I ran across this paper recently, which explores Conway's proof that $L_4(2) = A_8$: https://archive.maths.nuim.ie/staff/jmurray/Preprints/jmurrayalt8.pdf . A central part of the argument involves the automorphism group of $E16$, the elementary abelian group with 16 elements, and a version of $E16$ built from Cayley embeddings of copies of $E8$ into $S_8$. This is related to the $E16$ of synthemes in the classic Sylvester construction of the outer automorphism of $S_6$, and used to extend the embedding of $S_6$ into $L_4(2)$ to an embedding of $A_8$ into $L_4(2)$; a group-size argument then proves these are the same group.
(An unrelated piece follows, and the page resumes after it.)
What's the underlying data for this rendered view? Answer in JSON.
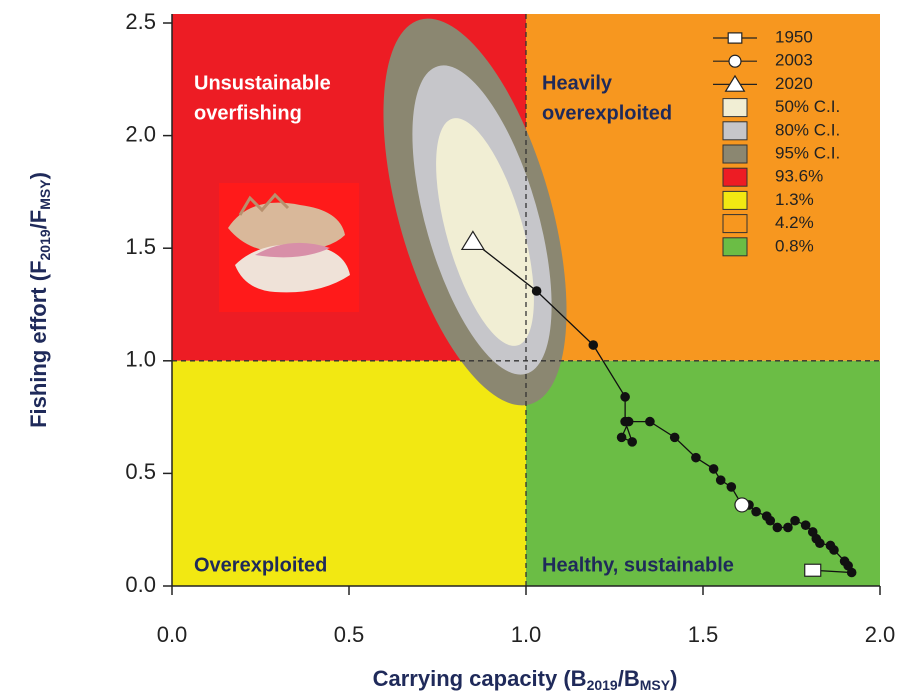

This argument is very interesting to me because it exhibits a construction of $A_8$ as the automorphism group of $E16$. I have a vague idea that embedding $S_6$ in $A_8$ is a step on the way to connecting its exotic outer automorphism to the triality phenomenon in $SO(8)$ and friends. So I went looking for an automorphism-group construction connected a bit more closely to $SO(8)$, which I sometimes think of in terms of the Clifford algebra $Cl_{0,6}(\mathbb{R})$. At the level of an associative algebra, $Cl_{0,6}(\mathbb{R})$ is isomorphic to $M_8(\mathbb{R})$, with the 2-forms spanning $so(8)$, and the signed monomials form a finite group under the Clifford product isomorphic to $2_{+}^{1+6}$, the extraspecial group of order 128 and type + (which is SmallGroup(128,2326) in GAP). The signed monomials of even grade form a subgroup that can be described as a central extension of $2_{+}^{1+4}$ (or $2_{-}^{1+4}$) by the cyclic group $C_4$, in which the central $C_4$ contains the scalar and top form (pseudoscalar). Quotienting this even subgroup (which is SmallGroup(64,266) in GAP; see comments by https://math.stackexchange.com/users/2820/derek-holt at Is this extension of $Sp(4,2)$ a semidirect product?) by its center yields $E16$. It has an automorphism group which, like $A_8$, is an extension of $S_6$; GAP reports its structure as "(C2 x C2 x C2 x C2 x C2) : S6".
I'm moderately confident that the automorphism group of $S_6$ is a subgroup of this group; but I'm new to GAP (and in general haven't looked at finite groups much in a long time) and have a lot to learn in order to explore this further. I also suspect that this is not quite the right object to be focusing on if I want to connect up with triality; more likely I should be looking at the $2_{-}^{1+6}$ (which is SmallGroup(128,2327) in GAP) in $Cl_{6,0}(\mathbb{R})$. (And I should probably be looking not just at the exotic outer automorphism but the exotic Schur cover of $A_6$?)
I'd like to learn more about automorphisms of "groups with auxiliary structure", such as these monomial groups within (the process of constructing) Clifford algebras. Which subgroup contains the monomials of even grade depends on the signature of the Clifford algebra, and presumably some automorphisms of the group as a whole preserve the even subgroup and others don't — and that's more group theory than I ever studied formally. Perhaps someone can recommend a reference or three? And perhaps specifically someone could explain whether there's a structure than contains and unifies both the exotic Schur cover of $A_6$ and its exotic automorphism group. Does Wilson cover this in https://webspace.maths.qmul.ac.uk/r.a.wilson/fsgs.html ?